O Papa Francisco chegou à Tailândia

Depois de pouco mais de onze horas de viagem, o Papa chegou ao aeroporto de Bangcoc, acolhido pelas autoridades políticas e religiosas. Imediatamente a transferência para a nunciatura para almoço e descanso. Os primeiros compromissos de amanhã, no Palácio do Governo e depois na casa histórica dos monges tailandeses e do seu Patriarca supremo.

Foto: Vatican Media
Começou com a chegada a Bangkok às 12h02 locais a 32ª Viagem Apostólica o Papa Francisco. Uma viagem longa e exigente que toca primeiramente, até 23 de novembro a Tailândia e depois o Japão até 26. Confirmar na fé o pequeno rebanho de fiéis, apoiar o diálogo e o encontro inter-religioso e promover a paz e a tutela da vida e do ambiente, são as linhas guias do sucessor de Pedro que em ambos os países segue as pegadas do amado João Paulo II.

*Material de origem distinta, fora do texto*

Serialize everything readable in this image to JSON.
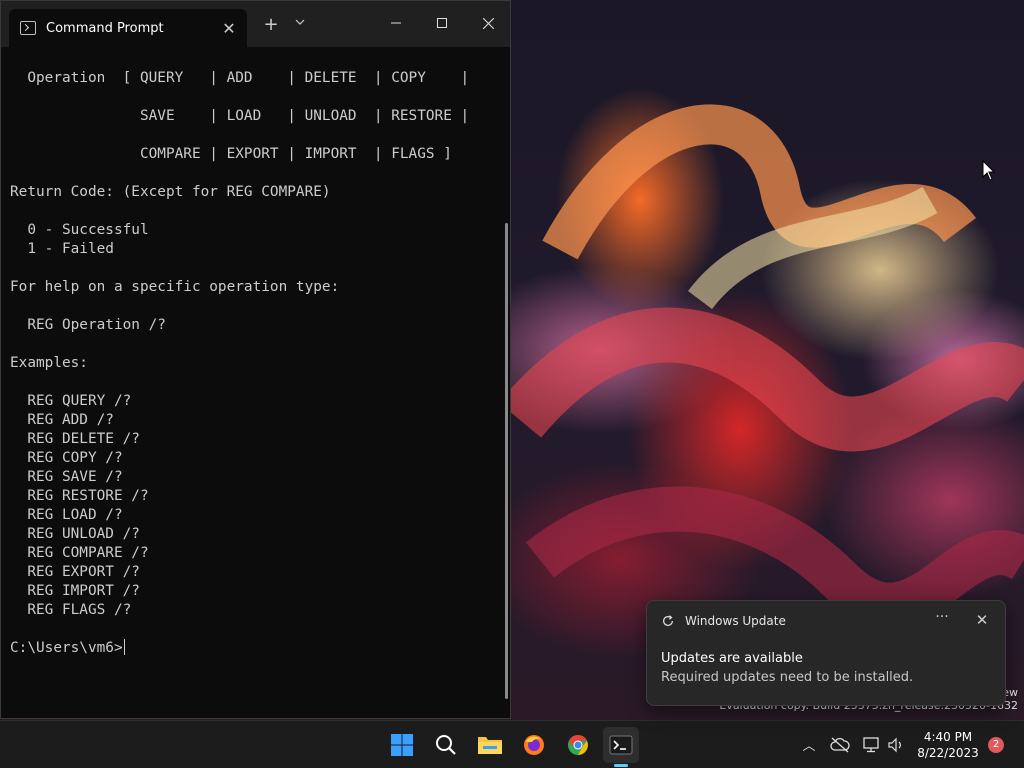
{
  "window": {
    "tab_title": "Command Prompt",
    "tab_close": "✕",
    "new_tab": "+",
    "dropdown": "⌄"
  },
  "console": {
    "lines": [
      "  Operation  [ QUERY   | ADD    | DELETE  | COPY    |",
      "",
      "               SAVE    | LOAD   | UNLOAD  | RESTORE |",
      "",
      "               COMPARE | EXPORT | IMPORT  | FLAGS ]",
      "",
      "Return Code: (Except for REG COMPARE)",
      "",
      "  0 - Successful",
      "  1 - Failed",
      "",
      "For help on a specific operation type:",
      "",
      "  REG Operation /?",
      "",
      "Examples:",
      "",
      "  REG QUERY /?",
      "  REG ADD /?",
      "  REG DELETE /?",
      "  REG COPY /?",
      "  REG SAVE /?",
      "  REG RESTORE /?",
      "  REG LOAD /?",
      "  REG UNLOAD /?",
      "  REG COMPARE /?",
      "  REG EXPORT /?",
      "  REG IMPORT /?",
      "  REG FLAGS /?",
      ""
    ],
    "prompt": "C:\\Users\\vm6>"
  },
  "watermark": {
    "line1": "ew",
    "line2": "Evaluation copy. Build 25375.zn_release.230520-1632"
  },
  "notification": {
    "app_name": "Windows Update",
    "more": "···",
    "close": "✕",
    "title": "Updates are available",
    "body": "Required updates need to be installed."
  },
  "tray": {
    "chevron": "︿",
    "time": "4:40 PM",
    "date": "8/22/2023",
    "badge_count": "2"
  },
  "colors": {
    "console_fg": "#cccccc",
    "console_bg": "#0c0c0c",
    "accent": "#60cdff",
    "badge": "#e0595b"
  }
}
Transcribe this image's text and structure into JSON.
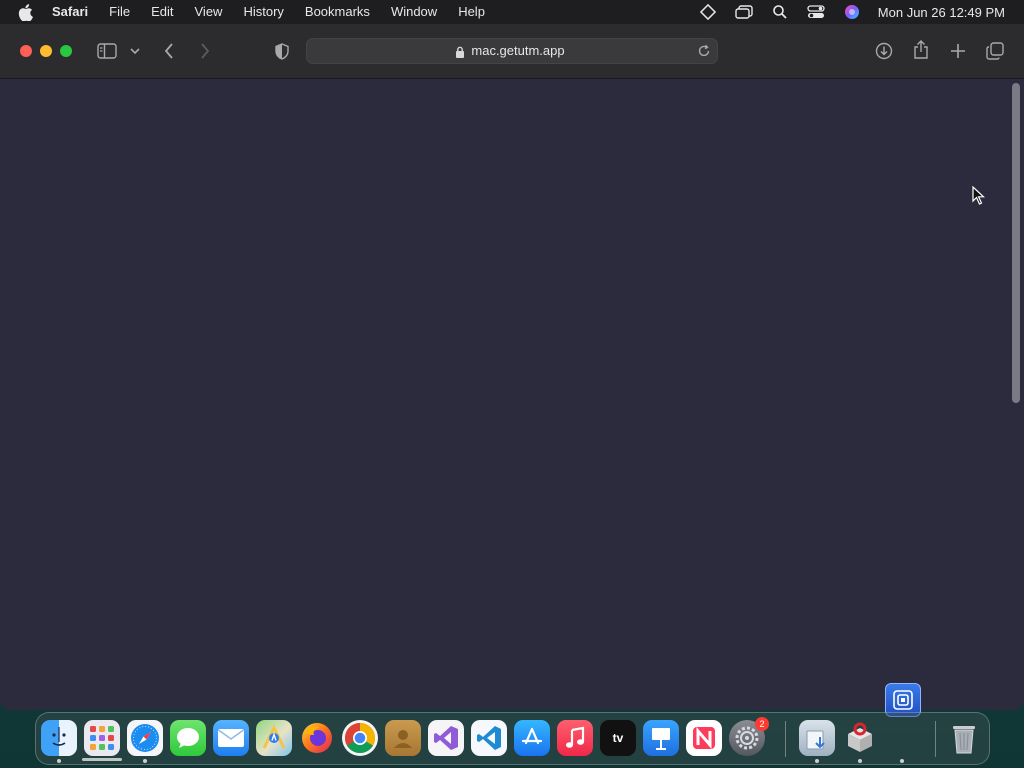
{
  "menubar": {
    "app_name": "Safari",
    "items": [
      "File",
      "Edit",
      "View",
      "History",
      "Bookmarks",
      "Window",
      "Help"
    ],
    "clock": "Mon Jun 26  12:49 PM"
  },
  "browser": {
    "url": "mac.getutm.app",
    "background_color": "#2b2b3d"
  },
  "dock": {
    "apps": [
      "Finder",
      "Launchpad",
      "Safari",
      "Messages",
      "Mail",
      "Maps",
      "Firefox",
      "Chrome",
      "Contacts",
      "Visual Studio",
      "VS Code",
      "App Store",
      "Music",
      "TV",
      "Keynote",
      "News",
      "System Settings",
      "Downloads",
      "Archive Utility",
      "Trash"
    ],
    "tv_label": "tv",
    "settings_badge": "2"
  }
}
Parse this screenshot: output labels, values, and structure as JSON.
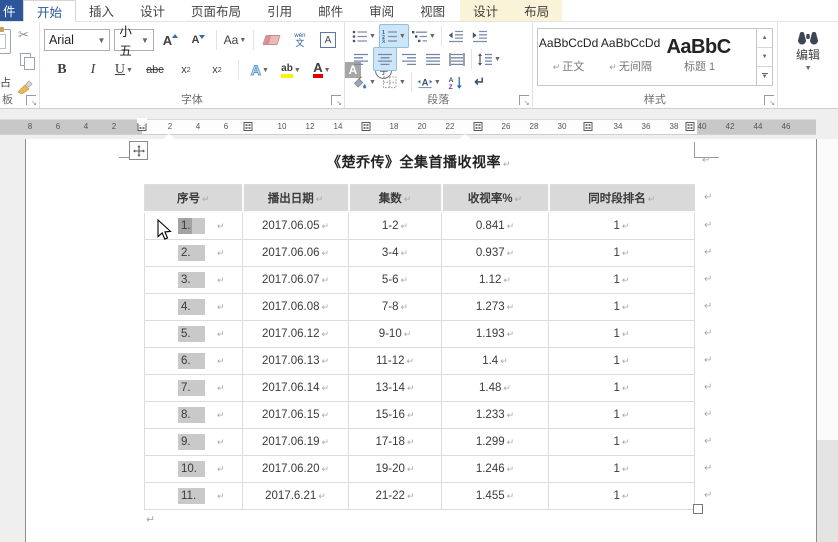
{
  "tab_bar": {
    "file_label": "件",
    "tabs": [
      {
        "label": "开始",
        "state": "active"
      },
      {
        "label": "插入",
        "state": "normal"
      },
      {
        "label": "设计",
        "state": "normal"
      },
      {
        "label": "页面布局",
        "state": "normal"
      },
      {
        "label": "引用",
        "state": "normal"
      },
      {
        "label": "邮件",
        "state": "normal"
      },
      {
        "label": "审阅",
        "state": "normal"
      },
      {
        "label": "视图",
        "state": "normal"
      }
    ],
    "contextual_tabs": [
      {
        "label": "设计"
      },
      {
        "label": "布局"
      }
    ]
  },
  "ribbon": {
    "clipboard": {
      "group_label": "板",
      "paste_partial_label": "占"
    },
    "font": {
      "group_label": "字体",
      "font_name_value": "Arial",
      "font_size_value": "小五",
      "buttons": {
        "grow_font": "A",
        "shrink_font": "A",
        "change_case": "Aa",
        "phonetic_top": "wén",
        "phonetic_bottom": "文",
        "char_border": "A",
        "bold": "B",
        "italic": "I",
        "underline": "U",
        "strikethrough": "abc",
        "subscript_x": "x",
        "subscript_n": "2",
        "superscript_x": "x",
        "superscript_n": "2",
        "text_effects": "A",
        "highlight": "ab",
        "font_color": "A",
        "char_shading": "A",
        "enclose_chars": "字"
      }
    },
    "paragraph": {
      "group_label": "段落",
      "scale_letter": "A",
      "sort_top": "A",
      "sort_bottom": "Z",
      "pilcrow_glyph": "↵"
    },
    "styles": {
      "group_label": "样式",
      "items": [
        {
          "preview": "AaBbCcDd",
          "pilcrow": "↵",
          "name": "正文"
        },
        {
          "preview": "AaBbCcDd",
          "pilcrow": "↵",
          "name": "无间隔"
        },
        {
          "preview": "AaBbC",
          "pilcrow": "",
          "name": "标题 1"
        }
      ]
    },
    "editing": {
      "button_label": "编辑"
    }
  },
  "ruler": {
    "left_numbers": [
      8,
      6,
      4,
      2
    ],
    "center_numbers": [
      2,
      4,
      6,
      10,
      12,
      14,
      18,
      20,
      22,
      26,
      28,
      30,
      34,
      36,
      38
    ],
    "right_numbers": [
      40,
      42,
      44,
      46
    ]
  },
  "document": {
    "title": "《楚乔传》全集首播收视率",
    "pilcrow": "↵",
    "table": {
      "headers": [
        "序号",
        "播出日期",
        "集数",
        "收视率%",
        "同时段排名"
      ],
      "rows": [
        {
          "no": "1.",
          "date": "2017.06.05",
          "episodes": "1-2",
          "rating": "0.841",
          "rank": "1"
        },
        {
          "no": "2.",
          "date": "2017.06.06",
          "episodes": "3-4",
          "rating": "0.937",
          "rank": "1"
        },
        {
          "no": "3.",
          "date": "2017.06.07",
          "episodes": "5-6",
          "rating": "1.12",
          "rank": "1"
        },
        {
          "no": "4.",
          "date": "2017.06.08",
          "episodes": "7-8",
          "rating": "1.273",
          "rank": "1"
        },
        {
          "no": "5.",
          "date": "2017.06.12",
          "episodes": "9-10",
          "rating": "1.193",
          "rank": "1"
        },
        {
          "no": "6.",
          "date": "2017.06.13",
          "episodes": "11-12",
          "rating": "1.4",
          "rank": "1"
        },
        {
          "no": "7.",
          "date": "2017.06.14",
          "episodes": "13-14",
          "rating": "1.48",
          "rank": "1"
        },
        {
          "no": "8.",
          "date": "2017.06.15",
          "episodes": "15-16",
          "rating": "1.233",
          "rank": "1"
        },
        {
          "no": "9.",
          "date": "2017.06.19",
          "episodes": "17-18",
          "rating": "1.299",
          "rank": "1"
        },
        {
          "no": "10.",
          "date": "2017.06.20",
          "episodes": "19-20",
          "rating": "1.246",
          "rank": "1"
        },
        {
          "no": "11.",
          "date": "2017.6.21",
          "episodes": "21-22",
          "rating": "1.455",
          "rank": "1"
        }
      ]
    }
  },
  "colors": {
    "accent_blue": "#2b579a",
    "button_active_fill": "#cde6f7",
    "table_header_fill": "#d9d9d9",
    "field_shading_gray": "#c9c9c9",
    "highlight_yellow": "#fff200",
    "font_color_red": "#e00000",
    "contextual_tab_fill": "#fbf3d7"
  }
}
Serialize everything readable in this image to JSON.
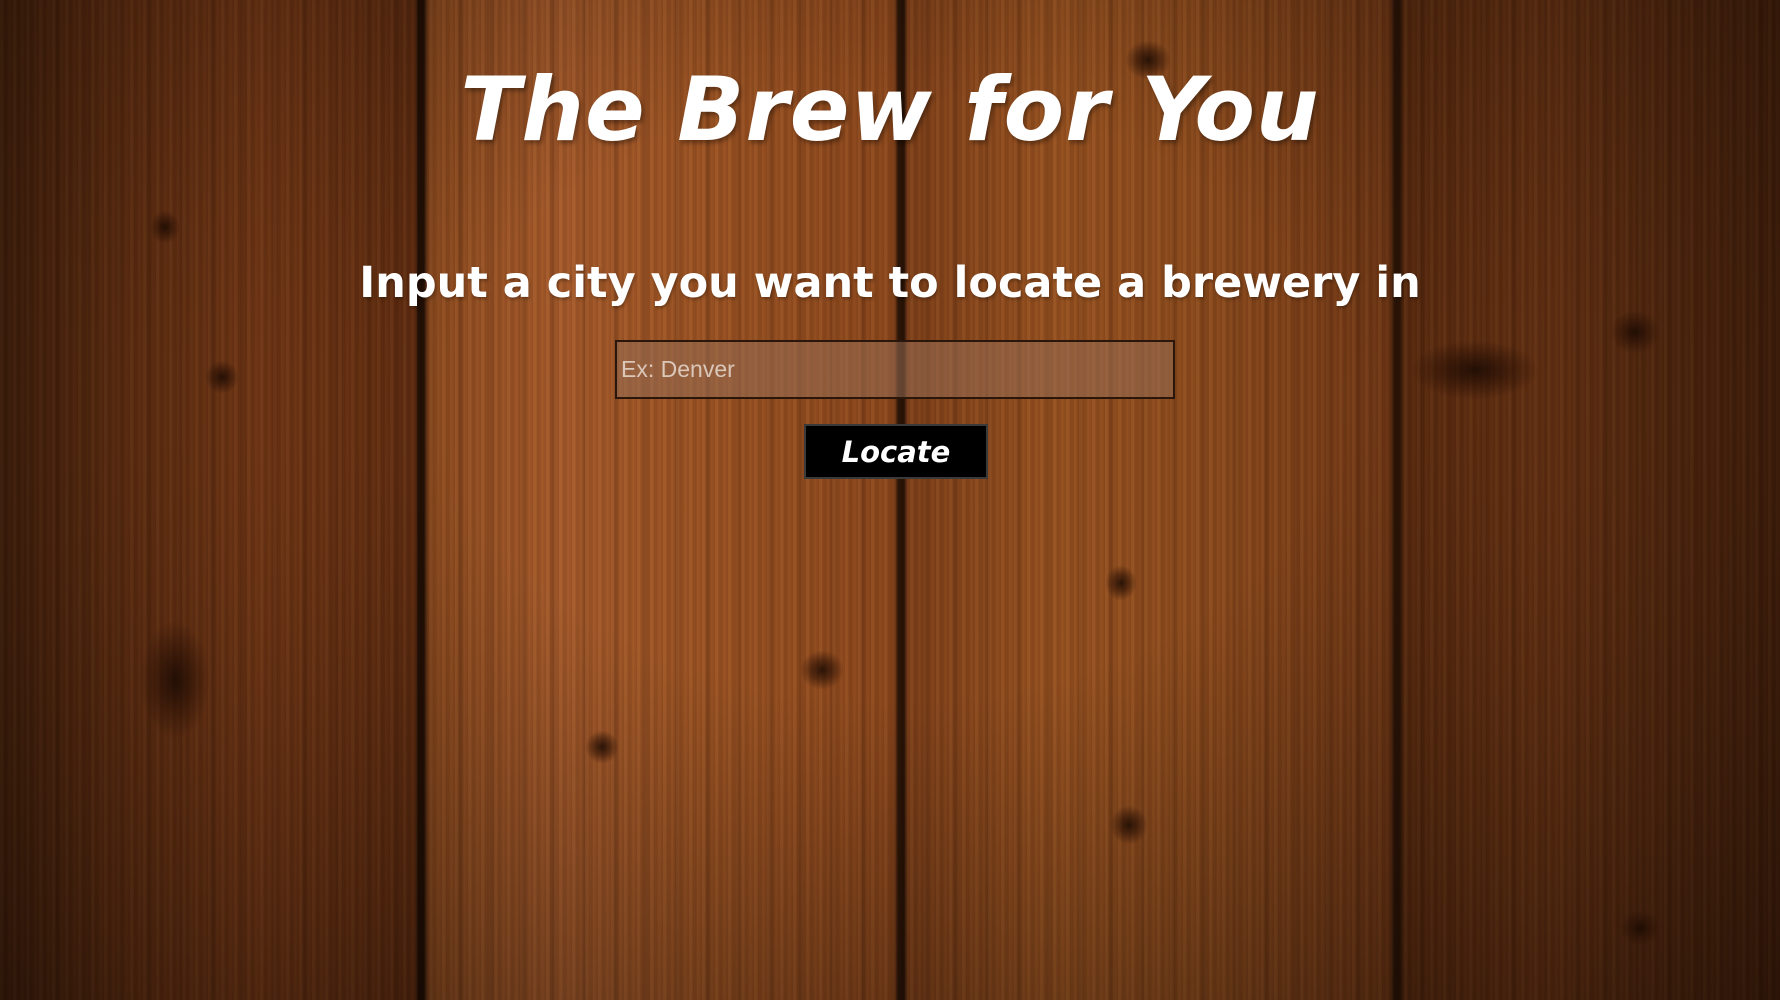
{
  "header": {
    "title": "The Brew for You"
  },
  "search": {
    "prompt": "Input a city you want to locate a brewery in",
    "placeholder": "Ex: Denver",
    "value": "",
    "button_label": "Locate"
  },
  "colors": {
    "text": "#ffffff",
    "button_background": "#000000",
    "background_wood": "#8a461b"
  }
}
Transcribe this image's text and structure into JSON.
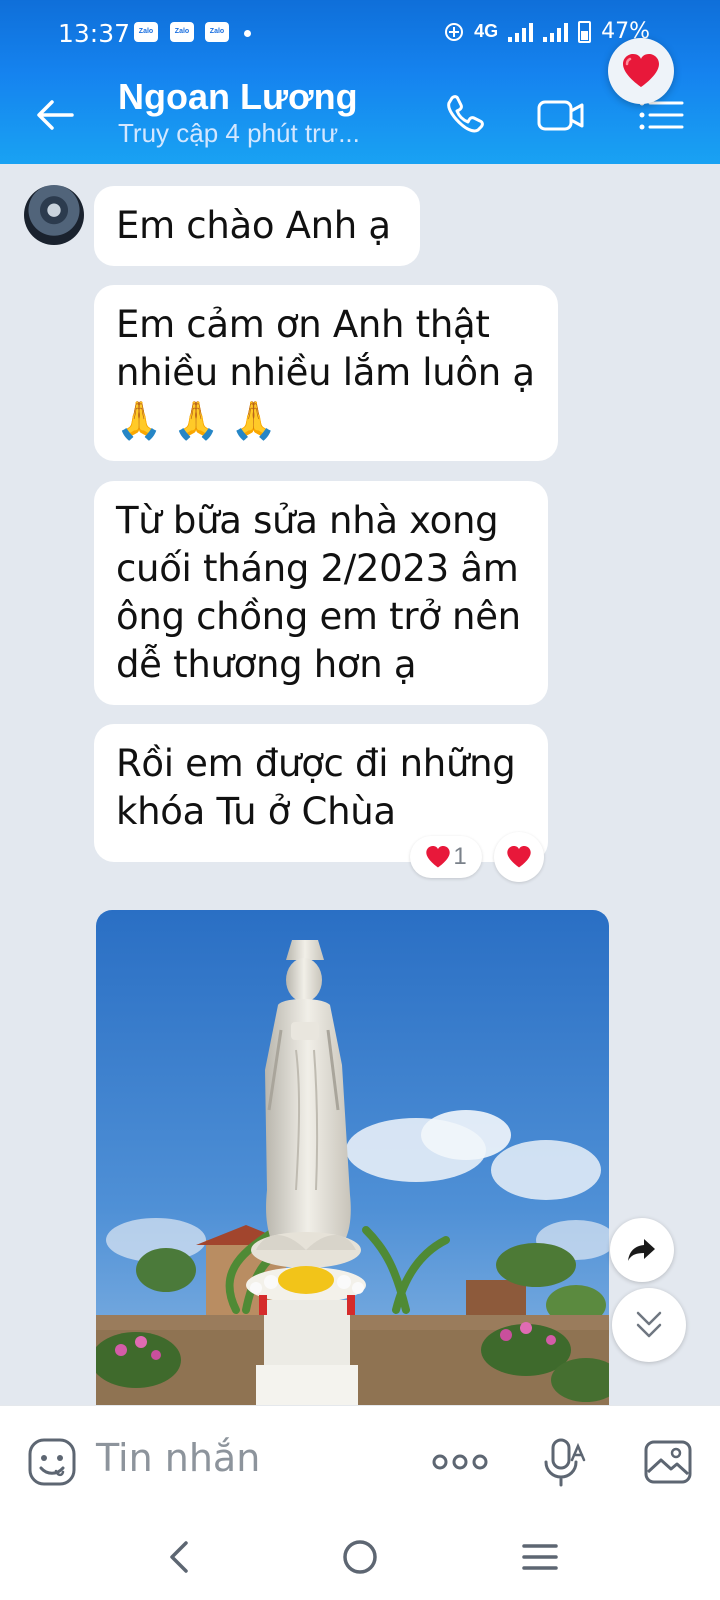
{
  "status_bar": {
    "time": "13:37",
    "notification_badges": [
      "Zalo",
      "Zalo",
      "Zalo"
    ],
    "network": "4G",
    "battery": "47%"
  },
  "header": {
    "contact_name": "Ngoan Lương",
    "last_seen": "Truy cập 4 phút trư..."
  },
  "messages": [
    {
      "text": "Em chào Anh ạ"
    },
    {
      "text": "Em cảm ơn Anh thật\nnhiều nhiều lắm luôn ạ\n🙏 🙏 🙏"
    },
    {
      "text": "Từ bữa sửa nhà xong\ncuối tháng 2/2023 âm\nông chồng em trở nên\ndễ thương hơn ạ"
    },
    {
      "text": "Rồi em được đi những\nkhóa Tu ở Chùa"
    }
  ],
  "reactions": {
    "count": "1"
  },
  "input": {
    "placeholder": "Tin nhắn"
  },
  "colors": {
    "header_blue": "#1583ef",
    "chat_bg": "#e3e8ef",
    "heart_red": "#e8183a"
  },
  "icons": [
    "back-arrow",
    "phone",
    "video-camera",
    "menu-list",
    "heart",
    "share-forward",
    "double-chevron-down",
    "sticker",
    "more-dots",
    "voice-mic",
    "image-gallery"
  ]
}
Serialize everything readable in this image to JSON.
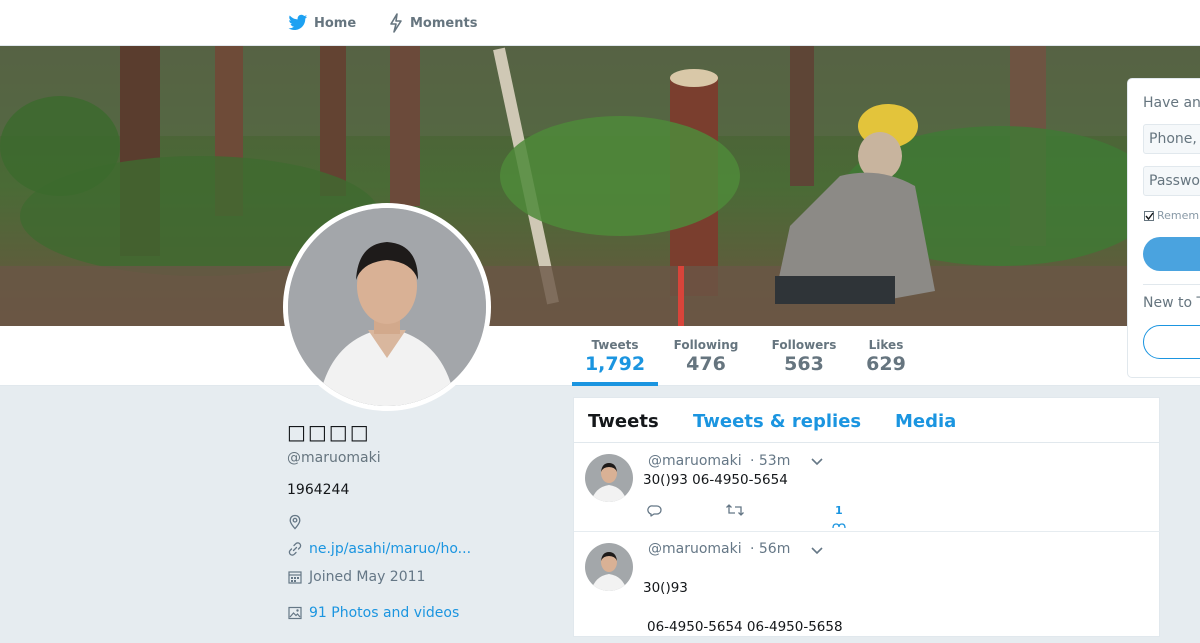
{
  "nav": {
    "home": "Home",
    "moments": "Moments"
  },
  "profile": {
    "name": "□□□□",
    "handle": "@maruomaki",
    "bio": "1964244",
    "url": "ne.jp/asahi/maruo/ho...",
    "joined": "Joined May 2011",
    "photos": "91 Photos and videos"
  },
  "stats": [
    {
      "label": "Tweets",
      "value": "1,792"
    },
    {
      "label": "Following",
      "value": "476"
    },
    {
      "label": "Followers",
      "value": "563"
    },
    {
      "label": "Likes",
      "value": "629"
    }
  ],
  "tabs": [
    "Tweets",
    "Tweets & replies",
    "Media"
  ],
  "tweets": [
    {
      "handle": "@maruomaki",
      "time": "· 53m",
      "text": "30()93 06-4950-5654",
      "like_count": "1"
    },
    {
      "handle": "@maruomaki",
      "time": "· 56m",
      "text": "30()93",
      "text2": "06-4950-5654 06-4950-5658"
    }
  ],
  "login": {
    "title": "Have an",
    "phone_placeholder": "Phone,",
    "password_placeholder": "Passwo",
    "remember": "Remem",
    "new_to": "New to T"
  },
  "colors": {
    "accent": "#1b95e0",
    "background": "#e6ecf0"
  }
}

Programa da visita a Bangcoc

No aeroporto de Bangcoc, Francisco foi recebido oficialmente por um membro do Conselho da Coroa e seis autoridades do país do sudeste asiático, além de bispos e 11 crianças representando as dioceses presentes no território, onde há pouco mais de 300.000 católicos. Um pequeno grupo deles pôde imediatamente saudar o Papa na saída do aeroporto, de onde partiu de carro para a nunciatura, para o almoço e descanso.

Ao longo do trajeto, o ilustre visitante pode sentir a calorosa acolhida dos tailandeses. Ao chegar na Nunciatura, Francisco foi acolhido por alguns seminaristas, noviças e religiosas e por alguns jovens da paróquia que fica logo ao lado, que em vestes tradicionais dançaram para o Pontífice.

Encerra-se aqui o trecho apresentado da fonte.